Home Letters Prison CoI report should be implemented to mend protractedly broken prison system
Dear Editor,
I have been vindicated. Yes, Editor, I have been vindicated! I have been following the revelations of the findings of the Prison Commission of Inquiry (COI). After months of testimonies, millions of dollars spent, and all the hoopla, the inquiry revels what I have been saying, consistently and for free, for the last seven years.
More than 75% on the inmates are repeat offenders.
Most of the inmates are academically and vocationally challenged.
Upwards of 70% are youths.
The inmates need a formal and sustained rehabilitation programme.
The released ex-offenders need to be formally place in a post-release rehabilitation programme.
The inmates need to be psychologically evaluated to ascertain their mental health.
The results of the CoI have me feeling cheated. I should have charged the government for all my years of suggestions and free advice. I am not surprised, though, that the CoI agrees with my voluminous writings on these matters over the years.

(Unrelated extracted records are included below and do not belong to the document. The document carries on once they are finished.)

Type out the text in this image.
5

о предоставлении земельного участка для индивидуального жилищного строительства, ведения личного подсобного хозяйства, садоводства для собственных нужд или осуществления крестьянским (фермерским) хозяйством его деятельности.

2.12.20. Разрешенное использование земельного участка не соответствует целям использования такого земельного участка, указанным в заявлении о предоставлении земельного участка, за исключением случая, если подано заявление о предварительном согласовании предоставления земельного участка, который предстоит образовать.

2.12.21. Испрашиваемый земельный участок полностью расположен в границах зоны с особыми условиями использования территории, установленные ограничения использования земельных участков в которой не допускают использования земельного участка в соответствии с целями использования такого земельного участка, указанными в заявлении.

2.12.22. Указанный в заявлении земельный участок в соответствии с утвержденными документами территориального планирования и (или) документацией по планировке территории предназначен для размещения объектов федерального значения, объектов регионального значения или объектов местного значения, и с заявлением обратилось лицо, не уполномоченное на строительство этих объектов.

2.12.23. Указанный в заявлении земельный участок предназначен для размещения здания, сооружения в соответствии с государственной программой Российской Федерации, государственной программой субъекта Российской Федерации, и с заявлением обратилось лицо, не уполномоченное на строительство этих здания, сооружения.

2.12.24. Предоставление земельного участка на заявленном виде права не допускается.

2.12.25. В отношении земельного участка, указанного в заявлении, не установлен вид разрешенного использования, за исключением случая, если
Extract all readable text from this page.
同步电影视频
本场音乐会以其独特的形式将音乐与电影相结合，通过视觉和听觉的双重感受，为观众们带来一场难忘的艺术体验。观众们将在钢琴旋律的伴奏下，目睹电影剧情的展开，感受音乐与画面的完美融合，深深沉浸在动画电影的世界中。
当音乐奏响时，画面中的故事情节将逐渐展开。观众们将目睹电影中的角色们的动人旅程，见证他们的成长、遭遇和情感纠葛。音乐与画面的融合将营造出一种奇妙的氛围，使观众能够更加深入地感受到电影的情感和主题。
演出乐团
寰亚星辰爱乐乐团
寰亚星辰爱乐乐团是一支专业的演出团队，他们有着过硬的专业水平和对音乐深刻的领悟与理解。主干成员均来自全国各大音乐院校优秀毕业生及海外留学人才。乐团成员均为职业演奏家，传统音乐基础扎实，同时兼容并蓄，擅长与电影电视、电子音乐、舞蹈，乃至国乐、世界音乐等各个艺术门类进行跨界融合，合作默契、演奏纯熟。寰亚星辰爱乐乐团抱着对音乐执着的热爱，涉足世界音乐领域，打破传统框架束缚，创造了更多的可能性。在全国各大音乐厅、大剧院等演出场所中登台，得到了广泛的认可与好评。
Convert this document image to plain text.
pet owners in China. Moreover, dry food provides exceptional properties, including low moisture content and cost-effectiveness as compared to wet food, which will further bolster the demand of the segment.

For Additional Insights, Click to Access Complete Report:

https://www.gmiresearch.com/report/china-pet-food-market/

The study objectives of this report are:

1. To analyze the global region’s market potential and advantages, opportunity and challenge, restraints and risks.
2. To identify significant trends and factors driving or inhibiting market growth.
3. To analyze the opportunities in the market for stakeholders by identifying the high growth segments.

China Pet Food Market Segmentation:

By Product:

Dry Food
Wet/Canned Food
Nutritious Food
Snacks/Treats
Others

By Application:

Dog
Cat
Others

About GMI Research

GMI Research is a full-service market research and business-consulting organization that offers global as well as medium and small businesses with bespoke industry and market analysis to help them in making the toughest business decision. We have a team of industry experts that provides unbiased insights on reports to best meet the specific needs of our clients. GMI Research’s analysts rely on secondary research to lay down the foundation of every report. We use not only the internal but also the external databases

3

After all, I am the professional here.
Long before many of those who are now making the rules that govern prisoners were in their positions, I have been doing prison chaplaincy and criminology. I have been in the trenches of prisoner rehabilitation internationally, for over 20 years. I have studied it, I have practiced it and I have been writing on it.
In fact, if the CoI had come up with any other results, I would have been very embarrassed. Indeed my critics would have had ammunition to use against me. Several of them are constantly trying to belittle my knowledge in this area.
There is not a single person in Guyana who has been as consistent on the matter of prisoner rehabilitation as I have. Through this access you afford me, I have parsed, dissected and reassembled the benefits of a post-release prisoner rehabilitation programme in Guyana. And I have never been wrong.
I took pains to show that for all the complaining of the growing crime situation, no government officer has ever seen fit to put in place an ex-offender rehabilitation programme. Guyana has never had such a programme and maybe the fear of the unknown is causing some to be reluctant.
Editor, I would even venture as far to say that if the successive governments had listened to me, there would never had been a prison riot that resulted in the deaths of those 17 prisoners.
For years I have been suggesting that the government needs to set up Guyana’s first Ex-Offender Rehabilitation Programme. The logic is simple. According to the just released CoI, more that 80% of all our inmates have been to prison before. If you create a programme that seeks directly to reduce the recidivism rate (the recurrence of incarceration), you will precipitously reduce the prison population.
There are 2500 inmates locked up in Guyana’s prisons, five prisons at any one time. 80% of that amount means that some 2000 are repeat offenders. A formal rehabilitation programme, designed to deal with their criminogenic needs – vocational training, housing, education, substance abuse, and spiritual formation, will aid in keeping them out of prison, thereby reducing that percentage.
The programme should be designed to transition along a continuum of a pre-release, directly into a post-release construct. This is a best practice that I have helped to develop in the USA and it can work here in Guyana. At least, it should be tried.
A project document with a sustainability plan for a post-release aspect of the programme has been crafted and submitted. The training material for the pre-release programme is already documented for immediate rollout. The CoI has done its work. Thanks and congratulations go out to Justice Patterson and his professional team.
Now let’s get on with implementing the requirements of the report and mending this protractedly broken prison system in Guyana. Can we do it? Yes, we can.